21 Mayıs 2010 Cuma

botero ve çikolata

Bugün Gamze, İrem ve Ezgi ile Botero'ya gittik. Pera Müzesi'ne. Odakule'nin ordaki ilanı göz kamaştırıyordu zaten. Dünyanın en güzel renkleri ve şişman şişman insanlar. Kolombiyalı artist, cidden çok artist. Diyor ki, 'Ben şişman insanları çizmiyorum! Alanı artırıyorum ki renkleri, biçimleri istediğim gibi, fazlasıyla kullanabileyim.' Şimdi ortamı olursa, Botero'yu 'şişman insan çizen ressam' olarak anlatan olursa, iki çift lafım olacak, ben çok artist olacağım o zaman :p

Sergiyi gezerken, istedim ki Botero çizgileri çizsin, ben içlerini boyayayım. Aynı renkleri istiyorum ben de ama, öyle pembeler kırmızılar görmedim hayatımda.

Sirk

Geçen gece bir arkadaşımın morali düzelsin diye ona Gezi İstanbul'dan en sevdiğim çikolatalardan almıştık Cansu ile.

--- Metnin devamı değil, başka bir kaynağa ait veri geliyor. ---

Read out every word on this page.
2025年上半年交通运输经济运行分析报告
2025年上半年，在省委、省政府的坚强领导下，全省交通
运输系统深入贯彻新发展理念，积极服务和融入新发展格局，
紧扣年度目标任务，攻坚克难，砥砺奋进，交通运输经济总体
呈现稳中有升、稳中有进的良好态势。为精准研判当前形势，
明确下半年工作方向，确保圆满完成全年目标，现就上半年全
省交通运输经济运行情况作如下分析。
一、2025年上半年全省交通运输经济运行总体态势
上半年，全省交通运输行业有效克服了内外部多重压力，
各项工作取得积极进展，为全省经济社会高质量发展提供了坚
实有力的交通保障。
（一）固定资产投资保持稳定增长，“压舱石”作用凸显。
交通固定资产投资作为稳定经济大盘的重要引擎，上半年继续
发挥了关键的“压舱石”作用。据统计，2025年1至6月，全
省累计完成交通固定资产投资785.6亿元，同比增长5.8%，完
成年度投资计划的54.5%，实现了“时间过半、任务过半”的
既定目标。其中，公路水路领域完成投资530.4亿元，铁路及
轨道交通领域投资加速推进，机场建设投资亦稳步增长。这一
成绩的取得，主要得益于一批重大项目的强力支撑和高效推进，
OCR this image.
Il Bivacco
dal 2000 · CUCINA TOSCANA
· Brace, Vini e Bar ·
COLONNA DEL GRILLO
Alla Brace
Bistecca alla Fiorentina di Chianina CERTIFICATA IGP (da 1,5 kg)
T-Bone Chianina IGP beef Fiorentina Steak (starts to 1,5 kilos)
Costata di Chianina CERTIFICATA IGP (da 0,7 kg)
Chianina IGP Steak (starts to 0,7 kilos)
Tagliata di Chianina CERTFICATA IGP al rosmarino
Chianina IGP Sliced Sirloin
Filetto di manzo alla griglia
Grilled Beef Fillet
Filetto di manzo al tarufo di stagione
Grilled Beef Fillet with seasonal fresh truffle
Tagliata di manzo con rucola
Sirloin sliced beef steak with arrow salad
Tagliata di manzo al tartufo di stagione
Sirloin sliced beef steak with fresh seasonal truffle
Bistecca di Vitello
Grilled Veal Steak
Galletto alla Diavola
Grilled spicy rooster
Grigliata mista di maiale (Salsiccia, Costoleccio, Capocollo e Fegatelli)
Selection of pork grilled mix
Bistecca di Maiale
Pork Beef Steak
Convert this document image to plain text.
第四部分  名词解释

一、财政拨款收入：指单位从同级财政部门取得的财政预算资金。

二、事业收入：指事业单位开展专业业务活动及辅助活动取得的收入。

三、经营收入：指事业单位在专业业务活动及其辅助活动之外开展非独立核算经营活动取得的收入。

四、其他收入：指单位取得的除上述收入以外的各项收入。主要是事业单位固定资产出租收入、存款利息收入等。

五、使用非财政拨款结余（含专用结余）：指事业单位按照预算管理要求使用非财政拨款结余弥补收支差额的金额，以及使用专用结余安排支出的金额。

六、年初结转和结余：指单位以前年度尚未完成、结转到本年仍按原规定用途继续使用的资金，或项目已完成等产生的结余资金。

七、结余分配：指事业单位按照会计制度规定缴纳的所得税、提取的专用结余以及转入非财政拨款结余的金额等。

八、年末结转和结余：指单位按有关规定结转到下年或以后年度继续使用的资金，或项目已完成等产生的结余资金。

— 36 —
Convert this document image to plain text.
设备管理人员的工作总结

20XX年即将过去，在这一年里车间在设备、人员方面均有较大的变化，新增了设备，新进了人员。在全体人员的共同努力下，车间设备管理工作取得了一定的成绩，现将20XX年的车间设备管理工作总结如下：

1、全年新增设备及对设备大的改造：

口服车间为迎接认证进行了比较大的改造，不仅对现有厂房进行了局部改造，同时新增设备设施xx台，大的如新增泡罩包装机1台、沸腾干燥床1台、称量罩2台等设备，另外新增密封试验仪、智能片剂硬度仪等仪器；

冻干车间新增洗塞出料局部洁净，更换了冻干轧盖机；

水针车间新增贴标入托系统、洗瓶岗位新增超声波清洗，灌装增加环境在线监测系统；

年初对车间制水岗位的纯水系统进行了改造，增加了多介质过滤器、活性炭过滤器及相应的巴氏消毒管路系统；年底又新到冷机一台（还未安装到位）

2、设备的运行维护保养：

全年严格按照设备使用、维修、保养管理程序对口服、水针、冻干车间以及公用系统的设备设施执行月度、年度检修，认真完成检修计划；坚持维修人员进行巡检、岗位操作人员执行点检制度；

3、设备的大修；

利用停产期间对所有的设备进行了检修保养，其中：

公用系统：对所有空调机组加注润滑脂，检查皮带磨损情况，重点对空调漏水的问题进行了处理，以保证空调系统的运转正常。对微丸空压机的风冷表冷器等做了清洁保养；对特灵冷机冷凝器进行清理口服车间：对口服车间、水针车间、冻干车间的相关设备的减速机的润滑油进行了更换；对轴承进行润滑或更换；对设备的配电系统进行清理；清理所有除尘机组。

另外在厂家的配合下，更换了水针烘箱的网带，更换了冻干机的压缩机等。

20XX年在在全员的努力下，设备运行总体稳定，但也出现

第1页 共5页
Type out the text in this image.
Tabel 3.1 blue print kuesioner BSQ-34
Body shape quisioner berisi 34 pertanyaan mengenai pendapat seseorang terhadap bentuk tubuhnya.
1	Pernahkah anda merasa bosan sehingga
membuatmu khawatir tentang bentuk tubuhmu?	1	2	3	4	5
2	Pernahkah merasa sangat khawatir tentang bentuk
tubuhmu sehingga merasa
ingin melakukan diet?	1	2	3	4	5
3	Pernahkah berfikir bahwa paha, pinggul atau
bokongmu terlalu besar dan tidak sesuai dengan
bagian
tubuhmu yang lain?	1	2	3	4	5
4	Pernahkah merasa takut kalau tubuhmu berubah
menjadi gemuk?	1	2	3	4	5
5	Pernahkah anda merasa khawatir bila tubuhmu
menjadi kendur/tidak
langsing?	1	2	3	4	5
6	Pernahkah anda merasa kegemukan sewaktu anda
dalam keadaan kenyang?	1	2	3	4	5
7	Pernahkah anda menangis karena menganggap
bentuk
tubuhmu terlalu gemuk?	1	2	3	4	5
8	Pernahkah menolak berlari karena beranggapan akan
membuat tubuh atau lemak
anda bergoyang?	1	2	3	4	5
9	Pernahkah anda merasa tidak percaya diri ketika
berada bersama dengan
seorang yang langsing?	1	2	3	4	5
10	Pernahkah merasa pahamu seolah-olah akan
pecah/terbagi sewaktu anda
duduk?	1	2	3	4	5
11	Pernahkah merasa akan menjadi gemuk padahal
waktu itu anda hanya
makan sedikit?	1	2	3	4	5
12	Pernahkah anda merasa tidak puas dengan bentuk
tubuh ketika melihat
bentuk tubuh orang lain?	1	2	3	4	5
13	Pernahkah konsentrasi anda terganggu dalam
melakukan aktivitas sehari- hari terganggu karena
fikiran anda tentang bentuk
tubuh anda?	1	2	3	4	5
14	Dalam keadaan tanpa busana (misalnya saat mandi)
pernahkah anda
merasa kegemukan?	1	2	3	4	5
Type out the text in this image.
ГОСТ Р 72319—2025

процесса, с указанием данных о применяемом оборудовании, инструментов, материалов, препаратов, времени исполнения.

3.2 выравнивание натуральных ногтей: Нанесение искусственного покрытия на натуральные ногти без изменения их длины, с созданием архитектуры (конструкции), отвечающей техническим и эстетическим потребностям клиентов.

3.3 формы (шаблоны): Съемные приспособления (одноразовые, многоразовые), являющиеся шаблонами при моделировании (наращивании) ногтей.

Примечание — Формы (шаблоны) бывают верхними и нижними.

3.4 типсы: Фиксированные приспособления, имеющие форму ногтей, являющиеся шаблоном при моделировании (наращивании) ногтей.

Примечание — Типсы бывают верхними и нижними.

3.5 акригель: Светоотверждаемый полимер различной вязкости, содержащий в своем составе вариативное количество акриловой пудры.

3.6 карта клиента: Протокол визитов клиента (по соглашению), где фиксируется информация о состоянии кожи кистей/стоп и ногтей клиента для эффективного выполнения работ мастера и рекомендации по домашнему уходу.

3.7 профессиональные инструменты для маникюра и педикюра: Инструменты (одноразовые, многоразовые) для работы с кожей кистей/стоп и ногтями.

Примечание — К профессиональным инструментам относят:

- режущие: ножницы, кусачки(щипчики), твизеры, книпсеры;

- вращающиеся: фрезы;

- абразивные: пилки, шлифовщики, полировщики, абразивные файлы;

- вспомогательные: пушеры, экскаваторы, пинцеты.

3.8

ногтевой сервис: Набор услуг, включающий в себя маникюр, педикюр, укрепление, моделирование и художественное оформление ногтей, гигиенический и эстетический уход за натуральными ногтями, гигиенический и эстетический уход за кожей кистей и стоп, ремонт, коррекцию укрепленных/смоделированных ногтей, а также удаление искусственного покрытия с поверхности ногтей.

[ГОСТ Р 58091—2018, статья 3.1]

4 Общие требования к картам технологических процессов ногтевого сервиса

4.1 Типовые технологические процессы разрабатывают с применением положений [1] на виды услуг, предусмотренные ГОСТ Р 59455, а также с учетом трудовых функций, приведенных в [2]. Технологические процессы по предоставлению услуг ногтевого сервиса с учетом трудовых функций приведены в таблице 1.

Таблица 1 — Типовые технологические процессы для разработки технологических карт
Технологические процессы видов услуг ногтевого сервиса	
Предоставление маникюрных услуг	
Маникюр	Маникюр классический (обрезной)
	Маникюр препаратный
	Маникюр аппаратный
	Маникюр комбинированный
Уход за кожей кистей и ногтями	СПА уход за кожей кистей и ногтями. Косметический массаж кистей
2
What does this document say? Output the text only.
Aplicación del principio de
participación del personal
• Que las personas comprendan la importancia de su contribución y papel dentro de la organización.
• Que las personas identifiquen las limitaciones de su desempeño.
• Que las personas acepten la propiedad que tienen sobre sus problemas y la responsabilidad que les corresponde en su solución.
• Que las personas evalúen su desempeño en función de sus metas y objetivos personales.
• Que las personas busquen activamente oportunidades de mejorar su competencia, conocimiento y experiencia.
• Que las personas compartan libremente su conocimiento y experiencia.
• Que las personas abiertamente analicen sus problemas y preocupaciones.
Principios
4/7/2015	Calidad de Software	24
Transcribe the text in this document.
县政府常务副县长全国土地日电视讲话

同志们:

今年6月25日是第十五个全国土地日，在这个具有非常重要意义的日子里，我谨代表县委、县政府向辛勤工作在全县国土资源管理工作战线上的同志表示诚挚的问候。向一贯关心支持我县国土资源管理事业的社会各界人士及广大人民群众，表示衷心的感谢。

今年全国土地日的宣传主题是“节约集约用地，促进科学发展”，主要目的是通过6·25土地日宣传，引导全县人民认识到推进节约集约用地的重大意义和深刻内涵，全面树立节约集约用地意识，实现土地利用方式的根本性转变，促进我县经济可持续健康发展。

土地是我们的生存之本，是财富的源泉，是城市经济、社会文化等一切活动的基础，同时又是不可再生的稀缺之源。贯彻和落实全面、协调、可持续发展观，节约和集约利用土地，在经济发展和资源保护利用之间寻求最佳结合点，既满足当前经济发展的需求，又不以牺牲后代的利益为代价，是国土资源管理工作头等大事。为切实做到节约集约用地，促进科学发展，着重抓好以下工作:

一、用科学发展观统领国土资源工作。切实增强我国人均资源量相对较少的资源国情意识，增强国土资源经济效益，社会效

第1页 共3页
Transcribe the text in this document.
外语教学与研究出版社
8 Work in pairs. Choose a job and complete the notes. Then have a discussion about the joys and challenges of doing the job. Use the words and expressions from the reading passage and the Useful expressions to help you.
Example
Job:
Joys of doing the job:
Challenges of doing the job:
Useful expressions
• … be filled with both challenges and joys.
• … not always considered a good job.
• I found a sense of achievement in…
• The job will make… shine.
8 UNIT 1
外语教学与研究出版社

Sonra evde olmadığı için kendisine veremedim, kapısına bırakıp gidecektik hehee. Yemeyecektim aslında ama, o rafta durduğunu bile bile de.. Önce kutuyu açmayacaktım hiç.. Sonra kutuyu açıp bir tane almaya karar verdim.. Sonra, sonra.. Bitti. Hepsi bitti. Hepsini yedim. Kendime verdiğim sözleri bu derece tutamadığım iki konu var. Biri tatlı-özellikle çikolata- yememe kararı, diğeri de en az bu kadar tatlı bir şey. Yiyecek değil ama tatlı o da.